Full list of mechanisms

  • Manage cognitive load – don’t overload teachers
  • Revisit prior learning
  • Goal setting
  • Credible source – provide evidence from a convincing person
  • Praise/reinforce success
  • Instruction – tell teachers what needs to be done
  • Practical social support – organise for colleagues to meet and offer practical advice
  • Modelling
  • Feedback
  • Rehearsal – deliberate practice outside the classroom
  • Prompts/cues – setting reminders
  • Action planning – planning action
  • Self-monitoring what you do
  • Context-specific repetition – repeating the desired behaviour

References

Clarke, B., Gillies, D., Illari, P., Russo, F. and Williamson, J. (2013). Mechanisms and the Evidence Hierarchy. Topoi, 33(2), pp.339-360.

Epton, T., Currie, S. and Armitage, C.J., (2017). Unique effects of setting goals on behavior change: Systematic review and meta-analysis. Journal of consulting and clinical psychology, 85(12), p.1182.

Gregory, A., Ruzek, E., Hafen, C. A., Mikami, A. Y., Allen, J. P., & Pianta, R. C. (2017). My Teaching Partner-Secondary: A video-based coaching model. Theory into practice56(1), 38-45.

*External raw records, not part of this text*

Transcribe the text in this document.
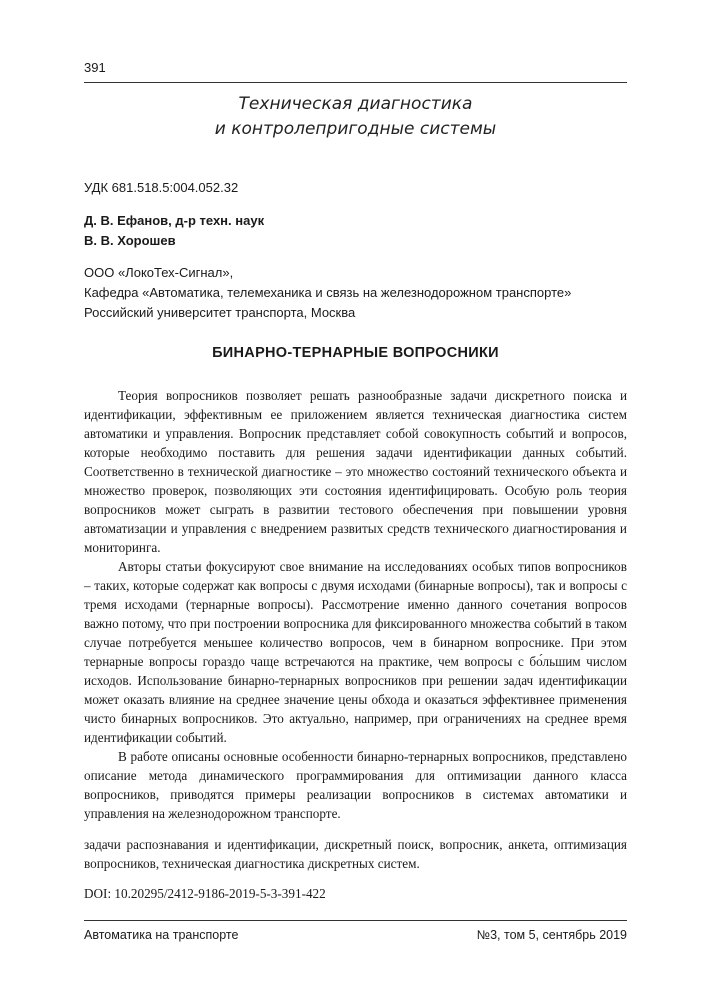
391
Техническая диагностика
и контролепригодные системы
УДК 681.518.5:004.052.32
Д. В. Ефанов, д-р техн. наук
В. В. Хорошев
ООО «ЛокоТех-Сигнал»,
Кафедра «Автоматика, телемеханика и связь на железнодорожном транспорте»
Российский университет транспорта, Москва
БИНАРНО-ТЕРНАРНЫЕ ВОПРОСНИКИ

Теория вопросников позволяет решать разнообразные задачи дискретного поиска и идентификации, эффективным ее приложением является техническая диагностика систем автоматики и управления. Вопросник представляет собой совокупность событий и вопросов, которые необходимо поставить для решения задачи идентификации данных событий. Соответственно в технической диагностике – это множество состояний технического объекта и множество проверок, позволяющих эти состояния идентифицировать. Особую роль теория вопросников может сыграть в развитии тестового обеспечения при повышении уровня автоматизации и управления с внедрением развитых средств технического диагностирования и мониторинга.

Авторы статьи фокусируют свое внимание на исследованиях особых типов вопросников – таких, которые содержат как вопросы с двумя исходами (бинарные вопросы), так и вопросы с тремя исходами (тернарные вопросы). Рассмотрение именно данного сочетания вопросов важно потому, что при построении вопросника для фиксированного множества событий в таком случае потребуется меньшее количество вопросов, чем в бинарном вопроснике. При этом тернарные вопросы гораздо чаще встречаются на практике, чем вопросы с бо́льшим числом исходов. Использование бинарно-тернарных вопросников при решении задач идентификации может оказать влияние на среднее значение цены обхода и оказаться эффективнее применения чисто бинарных вопросников. Это актуально, например, при ограничениях на среднее время идентификации событий.

В работе описаны основные особенности бинарно-тернарных вопросников, представлено описание метода динамического программирования для оптимизации данного класса вопросников, приводятся примеры реализации вопросников в системах автоматики и управления на железнодорожном транспорте.

задачи распознавания и идентификации, дискретный поиск, вопросник, анкета, оптимизация вопросников, техническая диагностика дискретных систем.

DOI: 10.20295/2412-9186-2019-5-3-391-422
Автоматика на транспорте	№3, том 5, сентябрь 2019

Michie, S., Richardson, M., Johnston, M., Abraham, C., Francis, J., Hardeman, W., Eccles, M. P., Cane, J. and Wood, C. E. (2013). The Behavior Change Technique Taxonomy (v1) of 93 Hierarchically Clustered Techniques: Building an International Consensus for the Reporting of Behavior Change Interventions. Annals of Behavioral Medicine, 46(1), pp. 81-95.

Whittaker, J.V., Kinzie, M.B., Vitiello, V., DeCoster, J., Mulcahy, C. and Barton, E.A., 2020. Impacts of an early childhood mathematics and science intervention on teaching practices and child outcomes. Journal of Research on Educational Effectiveness, 13(2), pp.177-212.